Standard sudoku rules apply. Within cages, digits cannot repeat and must sum to the number shown in the upper left corner.

The solve path for this is all naked singles, meaning that at every step there is at least one digit that can be placed immediately. This puzzle is so pretty that we didn’t feel we created it but rather discovered it, and that it should be shared. The community seems to agree, having awarded it several "mind-blowing puzzle" and "beautiful logic" reactions. It is currently in the top 20 most solved puzzles of all time on LogicMasters Deutschland.

We are particularly delighted that this puzzle helped inspire the brilliant setter Philip Newman to find new "smallest known givens" for thermo constraint puzzles. (You'll have to join the Discord server to see his post and lovely puzzle.)

Estimated difficulty: 1/5

*Rules*

Standard sudoku rules apply. Digits on thermometers increase from bulb to tip.

Simon Anthony has a secret, a secret that he only tells his closest friends. (As of this writing, there are only 435,000 of them.) This puzzle will help you practice using this secret! An introduction to killer cage and locked sets logic, this puzzle also appears in the Showcase.

*Rules*

Normal sudoku rules apply. Digits inside the cages marked by dashed lines add up to the small number in the corner of the cage.

Something to think about: What are the digits in every row, column, and box? What do they add up to?

This puzzle introduces new constraints to go along with kropki dots for someone new to variant constraint logic.

*Rules*

Roman Numerals and New Ratios

Black dots with "3" in the center indicate that one of the cells they join is 3 times the other. For example, 6 and 2 could be on either side of a black dot in this puzzle.

Cells joined by a "V" must add to 5. For example, if a 2 is on one side of a V, the digit on the other side must be a 3.

Cells joined by an "X" must add to 10. For example, if a 2 is on one side of a X, the digit on the other side must be an 8.

This puzzle is part of our Brassica-to-Gas series. A harder version can be found in the GAS Collection.

*Rules*

Normal sudoku rules and standard Kropki dots apply. (Digits separated by a white dot differ by 1. If two digits are separated by a black dot, then one is twice the other.)
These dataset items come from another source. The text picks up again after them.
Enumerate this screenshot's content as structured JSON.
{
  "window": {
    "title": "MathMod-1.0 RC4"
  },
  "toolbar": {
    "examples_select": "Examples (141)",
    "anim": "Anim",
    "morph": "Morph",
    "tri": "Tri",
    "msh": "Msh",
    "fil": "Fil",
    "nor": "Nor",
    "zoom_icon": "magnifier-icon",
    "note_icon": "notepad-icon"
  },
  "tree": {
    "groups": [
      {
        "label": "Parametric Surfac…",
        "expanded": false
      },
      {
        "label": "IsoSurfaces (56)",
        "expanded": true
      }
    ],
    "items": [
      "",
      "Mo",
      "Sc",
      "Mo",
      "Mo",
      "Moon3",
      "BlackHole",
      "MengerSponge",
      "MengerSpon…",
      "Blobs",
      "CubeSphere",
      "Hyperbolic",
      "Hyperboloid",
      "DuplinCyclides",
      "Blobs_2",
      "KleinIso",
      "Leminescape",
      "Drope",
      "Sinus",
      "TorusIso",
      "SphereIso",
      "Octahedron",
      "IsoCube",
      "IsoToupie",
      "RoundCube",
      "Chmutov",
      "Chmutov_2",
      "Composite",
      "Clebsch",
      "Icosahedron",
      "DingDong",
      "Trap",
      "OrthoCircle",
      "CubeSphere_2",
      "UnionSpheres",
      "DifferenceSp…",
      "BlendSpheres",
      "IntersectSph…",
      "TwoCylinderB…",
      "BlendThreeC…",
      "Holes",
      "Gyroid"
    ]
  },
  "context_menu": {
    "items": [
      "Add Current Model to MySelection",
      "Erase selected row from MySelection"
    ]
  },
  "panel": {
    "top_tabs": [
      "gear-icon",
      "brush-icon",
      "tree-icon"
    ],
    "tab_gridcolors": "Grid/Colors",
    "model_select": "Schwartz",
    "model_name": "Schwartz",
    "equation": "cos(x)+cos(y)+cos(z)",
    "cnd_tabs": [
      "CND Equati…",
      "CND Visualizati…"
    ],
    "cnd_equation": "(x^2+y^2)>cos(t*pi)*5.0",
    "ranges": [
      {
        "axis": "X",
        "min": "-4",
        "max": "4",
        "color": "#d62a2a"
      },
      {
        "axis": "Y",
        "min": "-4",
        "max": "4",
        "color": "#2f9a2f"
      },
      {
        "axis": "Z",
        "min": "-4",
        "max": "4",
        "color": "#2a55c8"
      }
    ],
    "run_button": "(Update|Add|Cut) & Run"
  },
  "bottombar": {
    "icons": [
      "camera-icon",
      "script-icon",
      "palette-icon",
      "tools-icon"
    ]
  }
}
This puzzle is part of our Brassica to Gas series. A harder version can be found in the GAS Collection.

*Rules*

Normal sudoku rules and standard Kropki dots apply. (Digits separated by a white dot differ by 1. If two digits are separated by a black dot, then one is twice the other.) Not all possible dots are shown.

This puzzle is intended as a first introduction to thermos for someone who has started to become comfortable with kropki dot logic.

*Rules*

Normal sudoku rules apply. Cells separated by a white dot contain consecutive digits. If two cells are separated by a black dot, one is double the other. Some possible dots may not be shown. Digits on the thermometer increase from the bulb to the tip but do not have to be consecutive.

This was the first puzzle we created for what became the Brassica Collection. We set it as an introduction to Kropki dot logic for a novice solver.

*Rules*

Normal sudoku rules apply. Cells separated by a white dot differ by one (*standard Kropki difference dots*). Cells separated by a black dot are in a 2:1 ratio (*standard Kropki ratio dots*).